Il doit abréger son séjour dans la “belle Capitale” et lui témoigne combien il a été sensible à son accueil. “Je vous prie de croire que j’en emporte une reconnaissance éternelle, et que le souvenir de votre nom est lié à celui de la Belgique dans mon coeur comme dans l’histoire (...)”.

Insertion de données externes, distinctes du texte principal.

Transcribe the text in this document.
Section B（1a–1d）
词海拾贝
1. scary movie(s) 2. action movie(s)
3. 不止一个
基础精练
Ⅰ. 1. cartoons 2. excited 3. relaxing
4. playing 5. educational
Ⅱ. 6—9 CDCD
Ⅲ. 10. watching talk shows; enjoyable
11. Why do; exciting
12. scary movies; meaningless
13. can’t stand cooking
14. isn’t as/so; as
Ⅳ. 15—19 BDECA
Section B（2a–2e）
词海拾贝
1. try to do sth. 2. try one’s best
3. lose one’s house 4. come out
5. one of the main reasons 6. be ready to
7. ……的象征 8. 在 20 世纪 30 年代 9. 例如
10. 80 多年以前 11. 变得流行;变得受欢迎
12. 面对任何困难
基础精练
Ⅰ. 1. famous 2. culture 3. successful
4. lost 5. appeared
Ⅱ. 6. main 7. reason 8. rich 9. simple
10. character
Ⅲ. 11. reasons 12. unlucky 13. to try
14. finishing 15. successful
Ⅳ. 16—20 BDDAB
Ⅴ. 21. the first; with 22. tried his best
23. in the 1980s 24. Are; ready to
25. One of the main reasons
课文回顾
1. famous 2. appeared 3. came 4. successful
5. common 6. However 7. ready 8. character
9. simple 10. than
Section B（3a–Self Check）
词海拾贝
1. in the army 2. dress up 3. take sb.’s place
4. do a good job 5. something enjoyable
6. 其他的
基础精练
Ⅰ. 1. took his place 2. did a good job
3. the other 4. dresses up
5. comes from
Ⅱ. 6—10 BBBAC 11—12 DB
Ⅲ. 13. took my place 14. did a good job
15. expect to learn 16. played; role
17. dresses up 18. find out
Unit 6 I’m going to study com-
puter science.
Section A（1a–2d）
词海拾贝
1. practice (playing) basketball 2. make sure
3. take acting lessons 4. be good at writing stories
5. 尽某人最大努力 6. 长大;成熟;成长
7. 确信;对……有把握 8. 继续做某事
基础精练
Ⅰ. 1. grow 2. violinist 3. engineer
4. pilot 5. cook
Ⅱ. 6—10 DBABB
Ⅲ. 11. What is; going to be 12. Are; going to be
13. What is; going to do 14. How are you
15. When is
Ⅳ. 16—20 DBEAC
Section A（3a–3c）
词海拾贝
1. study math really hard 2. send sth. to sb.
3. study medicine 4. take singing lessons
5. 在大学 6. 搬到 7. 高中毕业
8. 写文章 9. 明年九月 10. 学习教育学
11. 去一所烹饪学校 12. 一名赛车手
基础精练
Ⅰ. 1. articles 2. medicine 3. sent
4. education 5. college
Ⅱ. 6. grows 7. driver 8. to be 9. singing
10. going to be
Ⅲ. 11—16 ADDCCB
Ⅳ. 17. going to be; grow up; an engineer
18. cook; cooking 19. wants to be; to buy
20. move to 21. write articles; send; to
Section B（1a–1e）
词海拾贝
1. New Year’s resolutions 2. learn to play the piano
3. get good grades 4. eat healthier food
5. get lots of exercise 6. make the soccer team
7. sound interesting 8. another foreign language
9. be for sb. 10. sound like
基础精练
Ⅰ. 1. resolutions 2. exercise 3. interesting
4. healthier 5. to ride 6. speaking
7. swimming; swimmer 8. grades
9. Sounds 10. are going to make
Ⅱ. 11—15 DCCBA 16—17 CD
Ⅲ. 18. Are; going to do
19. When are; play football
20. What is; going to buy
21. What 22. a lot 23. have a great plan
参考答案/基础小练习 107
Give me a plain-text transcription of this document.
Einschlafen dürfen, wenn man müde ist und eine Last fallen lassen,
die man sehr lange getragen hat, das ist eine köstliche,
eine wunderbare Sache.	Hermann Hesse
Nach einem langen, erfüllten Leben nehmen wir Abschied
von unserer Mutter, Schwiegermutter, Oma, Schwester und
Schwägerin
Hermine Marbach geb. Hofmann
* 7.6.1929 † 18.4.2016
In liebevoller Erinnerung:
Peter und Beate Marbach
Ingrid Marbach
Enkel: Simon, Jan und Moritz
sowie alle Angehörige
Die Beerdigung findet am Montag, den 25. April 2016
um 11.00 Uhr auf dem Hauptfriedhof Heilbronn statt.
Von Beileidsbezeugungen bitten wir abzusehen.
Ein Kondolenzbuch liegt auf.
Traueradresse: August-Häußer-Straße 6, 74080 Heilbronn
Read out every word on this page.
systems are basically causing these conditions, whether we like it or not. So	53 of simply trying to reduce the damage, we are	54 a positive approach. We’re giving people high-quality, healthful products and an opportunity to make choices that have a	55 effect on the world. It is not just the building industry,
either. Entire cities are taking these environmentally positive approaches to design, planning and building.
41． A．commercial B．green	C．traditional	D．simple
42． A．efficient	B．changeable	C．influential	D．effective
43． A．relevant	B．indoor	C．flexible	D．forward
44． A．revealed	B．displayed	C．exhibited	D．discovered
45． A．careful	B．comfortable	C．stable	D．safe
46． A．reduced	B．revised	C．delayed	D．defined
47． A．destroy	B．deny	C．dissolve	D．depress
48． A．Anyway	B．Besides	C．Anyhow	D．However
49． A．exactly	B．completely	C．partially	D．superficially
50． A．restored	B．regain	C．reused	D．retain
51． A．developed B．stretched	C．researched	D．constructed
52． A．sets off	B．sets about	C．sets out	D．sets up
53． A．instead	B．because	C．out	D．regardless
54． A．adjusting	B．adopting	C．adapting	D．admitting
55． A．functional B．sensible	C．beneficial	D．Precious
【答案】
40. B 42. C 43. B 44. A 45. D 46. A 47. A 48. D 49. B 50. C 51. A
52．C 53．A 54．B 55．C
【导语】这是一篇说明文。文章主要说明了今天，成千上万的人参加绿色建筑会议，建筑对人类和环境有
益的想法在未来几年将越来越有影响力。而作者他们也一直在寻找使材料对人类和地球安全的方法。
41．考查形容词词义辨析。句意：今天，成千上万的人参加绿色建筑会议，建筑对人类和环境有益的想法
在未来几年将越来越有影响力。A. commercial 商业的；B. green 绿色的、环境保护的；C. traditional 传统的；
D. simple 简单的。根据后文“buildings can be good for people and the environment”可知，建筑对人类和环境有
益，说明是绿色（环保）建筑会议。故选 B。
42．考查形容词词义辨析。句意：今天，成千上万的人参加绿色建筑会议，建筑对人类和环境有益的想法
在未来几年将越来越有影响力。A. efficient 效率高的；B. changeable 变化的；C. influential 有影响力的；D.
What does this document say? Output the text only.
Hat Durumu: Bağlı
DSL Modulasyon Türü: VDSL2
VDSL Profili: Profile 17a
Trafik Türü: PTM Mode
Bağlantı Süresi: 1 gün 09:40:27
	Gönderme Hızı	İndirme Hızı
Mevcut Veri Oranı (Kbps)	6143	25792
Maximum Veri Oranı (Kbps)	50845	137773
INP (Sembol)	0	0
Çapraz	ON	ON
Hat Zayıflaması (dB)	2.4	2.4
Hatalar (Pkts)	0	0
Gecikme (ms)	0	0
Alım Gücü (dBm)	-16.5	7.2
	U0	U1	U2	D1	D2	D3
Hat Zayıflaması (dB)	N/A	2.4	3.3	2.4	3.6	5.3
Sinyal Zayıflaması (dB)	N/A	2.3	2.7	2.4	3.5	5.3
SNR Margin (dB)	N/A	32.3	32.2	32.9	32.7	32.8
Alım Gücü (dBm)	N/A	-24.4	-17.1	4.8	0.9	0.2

3) Portrait de Nodier par [Charles Baugniet] tiré sur vélin par la Lithographie Royale P. Degobert pour Charles Hen à Bruxelles. N° 13 de la recension de Christian Galantaris qui n’a pu identifier l’artiste et la publication mentionnée en tête de cette épreuve : “Galerie des Contemporains illustres” [“par un homme de rien”. Bruxelles, Meline, Cans et Ce,1848]. Il fait partie du 2e album dont le 1er porte les dates de 1840 ou 41.  Charles Baugniet était célèbre pour ses portraits, surtout lithographiés. Il s’établira à Paris. “Portrait peu recevable, dit Galantaris, exécuté à Bruxelles et interprété très librement d’après la lithographie de Langlumé. sr Longiligne et osseux, le personnage a un menton fin et proéminent, le nez long est dans le prolongement d’un front immense et vertical ; il en résulte une sorte de profil grec sans rapport avec celui de Nodier (...)”. “Note sur physique multiforme de Charles Nodierin Fragmentos, Revista de Língua e Literatura Estrangeiras. Brazil, Florianópolis, 2006, n° 31.

Provenance

A. Kies signale à Pichois que la 2e proviendrait du fonds Charles de Brouckère. Pichois n’y croit pas trop, et il émet une autre hypothèse sans l’approfondir : celle de gouverneur du Brabant. Nous avions déjà retenu le baron Goswin de Stassart  gouverneur du Brabant de 1834 à 1839, ancien préfet de Vaucluse, grand-Maître du Grand Orient de Belgique, écrivain, fabuliste...  Mais force est de constater qu’il a légué à l’Académie royale sa vaste bibliothèque et ses lettres reçues, plus son énorme collection d’autographes de quelque 4.000 pièces en cours d’inventaire en 2013. Celui de la correspondance reçue a été dressé par Marie-Rose Thielemans,  Inventaire des archives du baron de Stassart I. Correspondance reçue (...). Brux., Palais des Académies, (1973), avec un aut. de Nodier au n° 1392, petit billet inédit : “Charles Nodier a eu l’honneur de se présenter chez M. le Baron de Stassart. Il espère être plus heureux demain/Charles Nodier//[écriture de Stassart :] le 8 Août” [dans le coin, même écriture : rep ( ?) : vu le 19 Aout/1836 (?) St.”. Cela ne peut-être qu’une rencontre à Paris où Stassart séjournait souvent, à moins d’un voyage inconnu de Nodier, car il  n’est qu’au mois de juin 1835 en Belgique (voir supra). Cet unique billet est monté, selon son habitude, dans un gr. cartonnage in-4 demi-percaline à papier gaufré bleu foncé (sa couleur) avec Nodier frappé or au centre. Le montage indique un goût parfait et une exigence remarquable quant à la tenue de la collection. Et ce soin tout particulier nous laisse perplexe quant à la possibilité que notre lettre, plus importante que le billet, ait échappé aux albums, à moins que la guerre de 1914 n’y soit, comme on le sait, pour quelque chose. D’autre part, Charles de Brouckère a bien créé une banque privée en 1835, mais seul Meeûs est “gouverneur” de la Société générale de Belgique depuis  l’Indépendance en 1830.

Literature

Nous trouvons les lettres reproduites en hors-texte dans Claude Pichois L’Image de la Belgique dans les Lettres françaises de 1830 à 1870. Paris, Nizet, 1957, pl. entre p. 32-33. Elles ne sont pas transcrites mais commentées p. [115]-116. Communiquées par A. Kies que Pichois remercie “en toute amitié reconnaissante”, en concluant : “ces deux lettres inédites (...) sont à verser au dossier, peu volumineux, des jugements équitables ou élogieux portés par des écrivains français sur la Belgique [des années qu’il traite]”.